Após os debates, representantes dos grupos compartilharam seus entendimentos na plenária. A carta produzida pelo Grupo 6 foi lida, debatida e aprovada por todos os presentes. 

“Estamos construindo um aprendizado que, daqui desse Encontro, vamos levar para nossa vida pessoal. Das ideias, passamos a planejar. Aqui estamos planejando para as comunidades e para as pessoas atingidas. O Encontro vai fortalecer as Comissões capacitando as Comissões, e elas sendo multiplicadoras para as comunidades”, avaliou Marco Aurélio Sachi, da Comissão SG Salto. 

Ciranda

Foto: Pedro Lavigne/ Instituto Guaicuy

Durante todo o evento, a equipe do Guaicuy organizou um espaço de ciranda para as crianças, possibilitando assim a participação dos pais e responsáveis nos debates. As crianças também produziram uma carta sobre o rompimento e a luta por reparação, que foi lida na plenária e ovacionada pelos presentes.

“Eu quero a varanda cheia de peixe, o rio todo cheio de peixe, todo limpo. Eu vou cobrar a  Vale! Vocês vão limpar o rio? Eu quero tudo limpo! Vale, ajuda a gente, se não, nós vamos cobrar!”, falou Isabela da Silva, de Poções das Paineiras.

Encerramento

Coube à Carla Wstane, diretora do Instituto Guaicuy, a fala de encerramento do 2º Encontro de Comissões da Região 5. Carla citou as dificuldades do processo de luta pela reparação integral ao longo de quase cinco anos, desde a eleição das Assessorias Técnicas Independentes (ATIs), passando pelo período de pandemia de Covid-19. 

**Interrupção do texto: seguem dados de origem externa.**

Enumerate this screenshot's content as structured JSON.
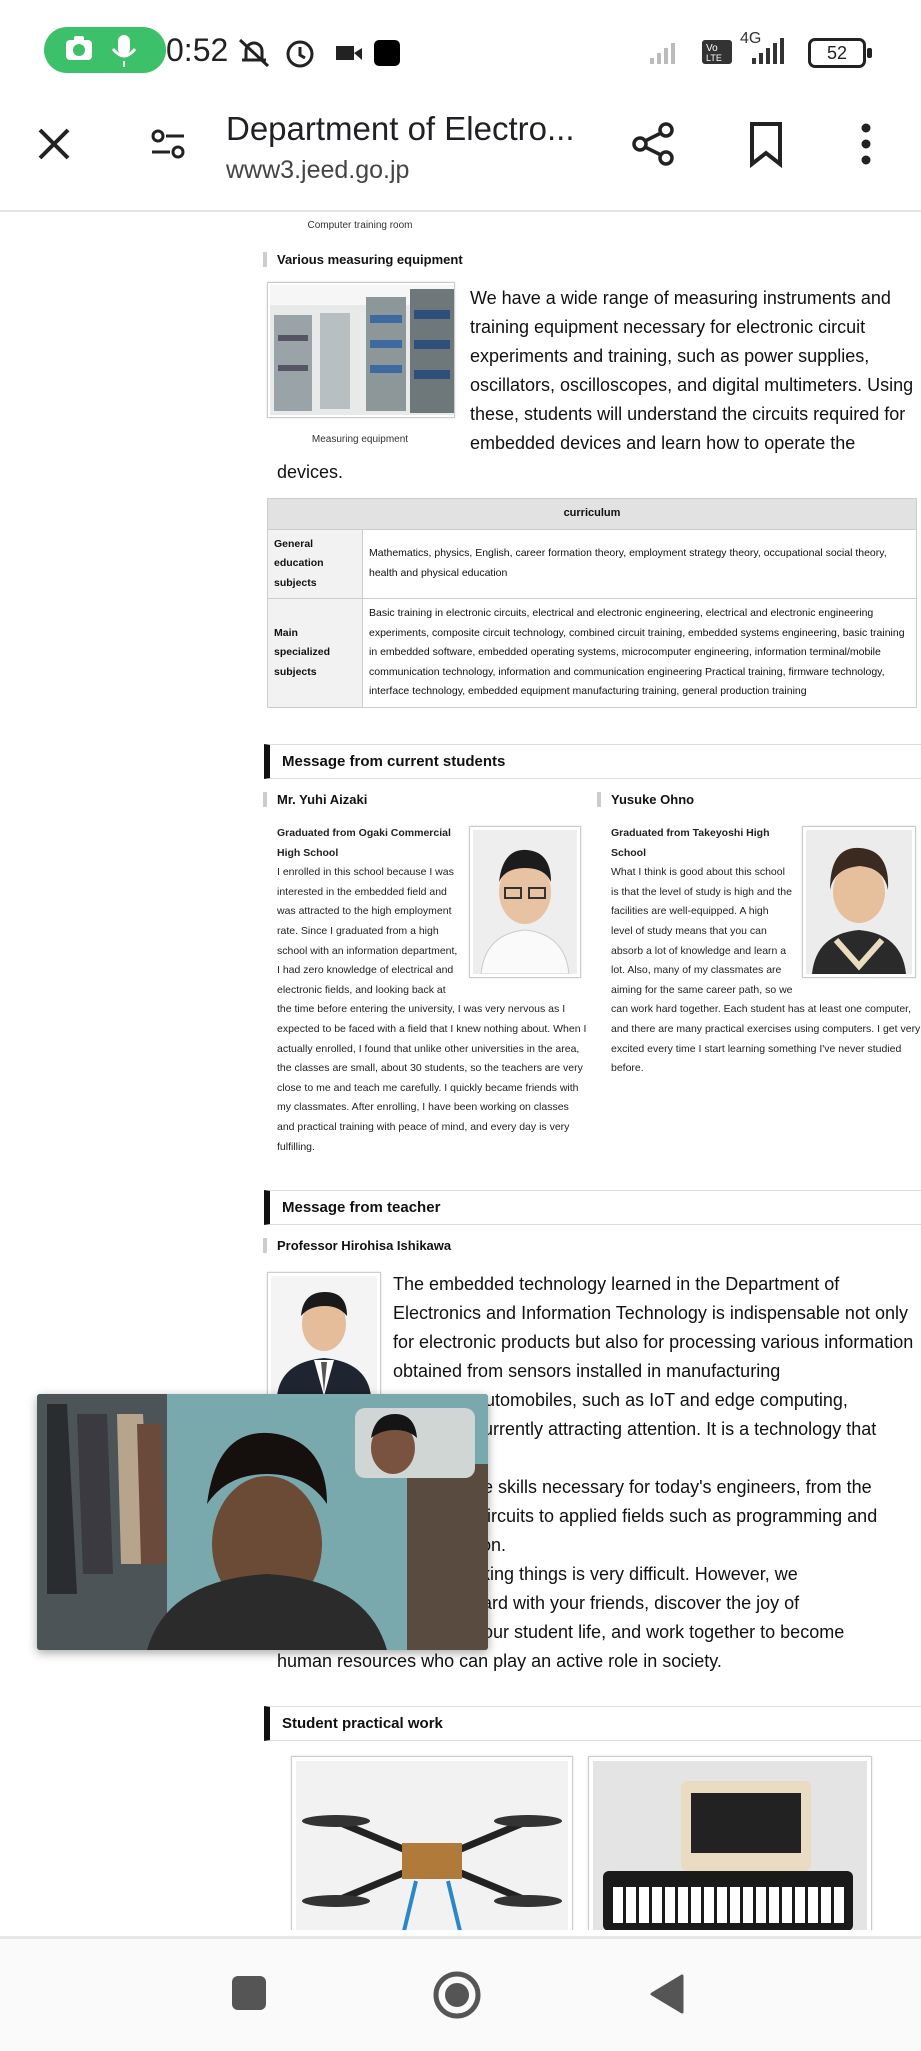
{
  "status_bar": {
    "time": "0:52",
    "network": "4G",
    "volte": "Vo LTE",
    "battery": "52"
  },
  "toolbar": {
    "title": "Department of Electro...",
    "url": "www3.jeed.go.jp"
  },
  "page": {
    "computer_room_caption": "Computer training room",
    "measuring_heading": "Various measuring equipment",
    "measuring_caption": "Measuring equipment",
    "measuring_text": "We have a wide range of measuring instruments and training equipment necessary for electronic circuit experiments and training, such as power supplies, oscillators, oscilloscopes, and digital multimeters. Using these, students will understand the circuits required for embedded devices and learn how to operate the devices.",
    "curriculum": {
      "header": "curriculum",
      "rows": [
        {
          "label": "General education subjects",
          "value": "Mathematics, physics, English, career formation theory, employment strategy theory, occupational social theory, health and physical education"
        },
        {
          "label": "Main specialized subjects",
          "value": "Basic training in electronic circuits, electrical and electronic engineering, electrical and electronic engineering experiments, composite circuit technology, combined circuit training, embedded systems engineering, basic training in embedded software, embedded operating systems, microcomputer engineering, information terminal/mobile communication technology, information and communication engineering Practical training, firmware technology, interface technology, embedded equipment manufacturing training, general production training"
        }
      ]
    },
    "students_heading": "Message from current students",
    "student1": {
      "name": "Mr. Yuhi Aizaki",
      "school": "Graduated from Ogaki Commercial High School",
      "text": "I enrolled in this school because I was interested in the embedded field and was attracted to the high employment rate. Since I graduated from a high school with an information department, I had zero knowledge of electrical and electronic fields, and looking back at the time before entering the university, I was very nervous as I expected to be faced with a field that I knew nothing about. When I actually enrolled, I found that unlike other universities in the area, the classes are small, about 30 students, so the teachers are very close to me and teach me carefully. I quickly became friends with my classmates. After enrolling, I have been working on classes and practical training with peace of mind, and every day is very fulfilling."
    },
    "student2": {
      "name": "Yusuke Ohno",
      "school": "Graduated from Takeyoshi High School",
      "text": "What I think is good about this school is that the level of study is high and the facilities are well-equipped. A high level of study means that you can absorb a lot of knowledge and learn a lot. Also, many of my classmates are aiming for the same career path, so we can work hard together. Each student has at least one computer, and there are many practical exercises using computers. I get very excited every time I start learning something I've never studied before."
    },
    "teacher_heading": "Message from teacher",
    "teacher_name": "Professor Hirohisa Ishikawa",
    "teacher_text1": "The embedded technology learned in the Department of Electronics and Information Technology is indispensable not only for electronic products but also for processing various information obtained from sensors installed in manufacturing",
    "teacher_text2": "utomobiles, such as IoT and edge computing,",
    "teacher_text3": "urrently attracting attention. It is a technology that",
    "teacher_text4": "e skills necessary for today's engineers, from the",
    "teacher_text5": "circuits to applied fields such as programming and",
    "teacher_text6": "ion.",
    "teacher_text7": "king things is very difficult. However, we",
    "teacher_text8": "ard with your friends, discover the joy of",
    "teacher_text9": "our student life, and work together to become",
    "teacher_text10": "human resources who can play an active role in society.",
    "practical_heading": "Student practical work"
  }
}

“Nossa luta é muito grande. Estamos aqui, no Encontro de 8 cidades, com diversidade social e cultural, e conseguimos avançar nas conexões. Estamos atravessando uns a vida dos outros. Vocês atravessam as nossas vidas desde 2019. É um grande encontro de pessoas, de almas, aqui. A gente segue vivendo e tentando viver em meio a esse caos, de cabeça erguida, fabricando esperança”, disse a diretora do Guaicuy. 

Após um breve momento de avaliação do Encontro, as pessoas atingidas retornaram às suas casas para seguirem lutando pela reparação integral e fazendo avançar a unidade entre as Comissões de toda a Região 5.